Watch it all the way through. Wow.

It’s a little over-the-top in its J2EE example; but the disparity is still stark… and near to my heart as we have a time tracking web application in development.

But I think he stopped short of a fundamental point: that the benefits of dynamic languages, XML-free convention over configuration, fast turnaround, etc. are not specific to GUIs or web applications; he experienced them there and showed them there, but as far as I can tell the same issues and benefits apply equally to the non-GUI tiers of a system.

Slider Control for Touch-Screen Applications

An improved version of this post is cross-posted on the Oasis Digital blog.

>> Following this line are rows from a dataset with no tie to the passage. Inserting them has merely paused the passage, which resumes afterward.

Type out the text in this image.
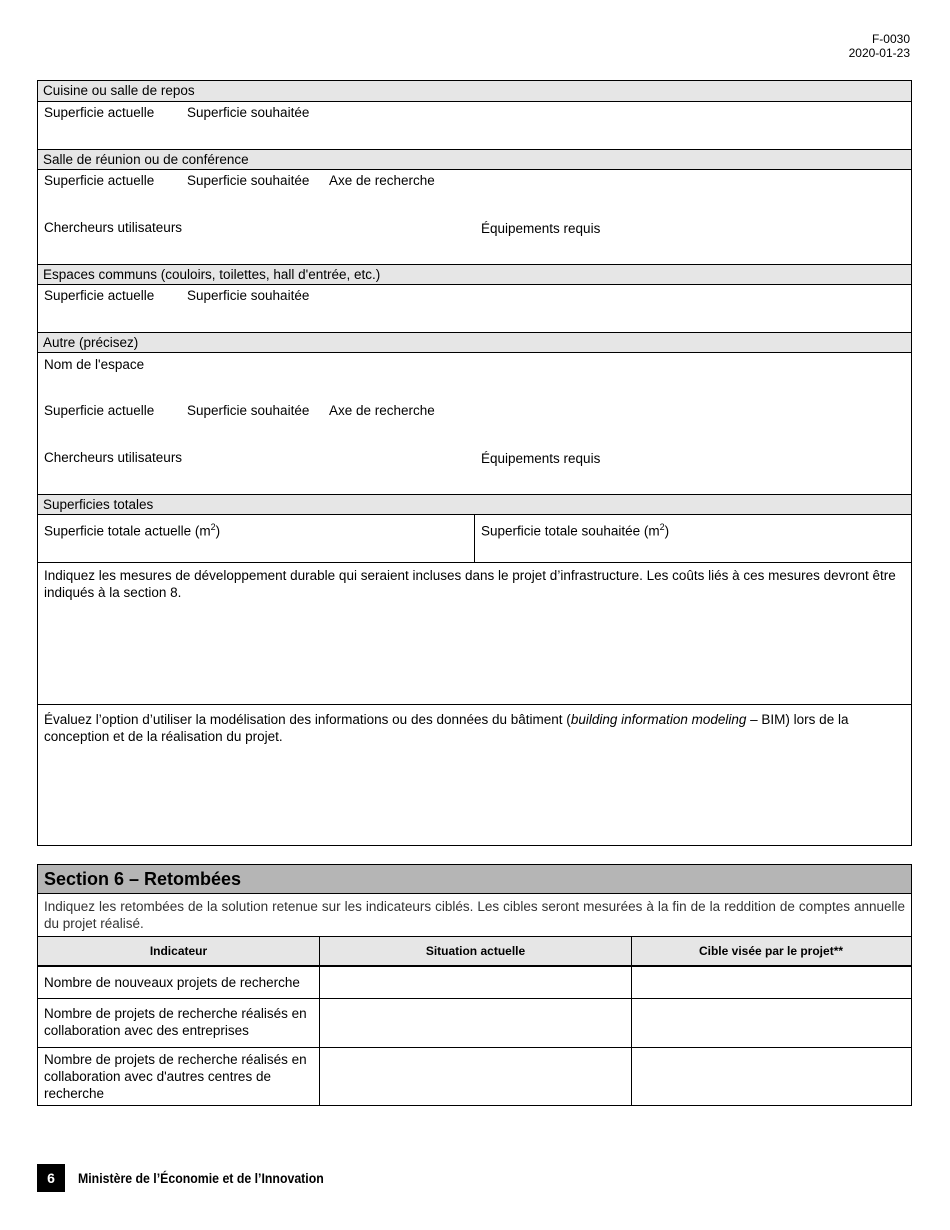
F-0030
2020-01-23
Cuisine ou salle de repos
Superficie actuelle Superficie souhaitée
Salle de réunion ou de conférence
Superficie actuelle Superficie souhaitée Axe de recherche
Chercheurs utilisateurs	Équipements requis
Espaces communs (couloirs, toilettes, hall d'entrée, etc.)
Superficie actuelle Superficie souhaitée
Autre (précisez)
Nom de l'espace
Superficie actuelle Superficie souhaitée Axe de recherche
Chercheurs utilisateurs	Équipements requis
Superficies totales
Superficie totale actuelle $(m^2)$	Superficie totale souhaitée $(m^2)$
Indiquez les mesures de développement durable qui seraient incluses dans le projet d’infrastructure. Les coûts liés à ces mesures devront être indiqués à la section 8.
Évaluez l’option d’utiliser la modélisation des informations ou des données du bâtiment (building information modeling – BIM) lors de la conception et de la réalisation du projet.
Section 6 – Retombées
Indiquez les retombées de la solution retenue sur les indicateurs ciblés. Les cibles seront mesurées à la fin de la reddition de comptes annuelle du projet réalisé.
Indicateur	Situation actuelle	Cible visée par le projet**
Nombre de nouveaux projets de recherche
Nombre de projets de recherche réalisés en collaboration avec des entreprises
Nombre de projets de recherche réalisés en collaboration avec d'autres centres de recherche
6	Ministère de l’Économie et de l’Innovation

At Oasis Digital we are working on an application that will run on a touch-screen computer, and which will be used to (among other things) control an audio amplification system. There are some design considerations for touch-screen applications which are rather stark once you use the touch-screen for a few minutes:

  • A finger is rather less precise than a mouse pointer – hitting small targets is hard
  • Drag/drop operations (or grab-adjust operations) sometimes don’t start quite where you aimed
  • Your finger blocks the point on the screen where you are pressing
  • The concept of keyboard “focus” is moot on applications with no keyboard

To accomodate the first two of these, I’ve built a prototype/example of a slider control to use for audio adjustment in such an application. It has these key features:

  1. It does not matter if you click on the “handle” or on the rest of the bar – because with touch screen you won’t be able to reliably do one vs. the other.
  2. The adjustment is not immediate; there is a limit of the speed of the adjustment to produce smoother audio control. The slider handle will move down very quickly, but will move up slowly. This avoids the possibility of an accidental touch pushing the audio amplification in to feedback.

The prototype/example looks like the screenshot here:

Touchscreen Slider

… but ignore the static image, it doesn’t tell the story. To see it in action, take a look at the screencast (currently in a WMV file, easily viewable only on Windows) or download the example program and play with it. The source is also on github.

This example runs on Delphi 2007 (rather old… but I had it handy on the PC at hand), an enhanced version of it in us used in a production application for a touch-screen audio control system. My secondary goal was to use it as a target to create an AJAX control with the same behavior. Anyone want to write that?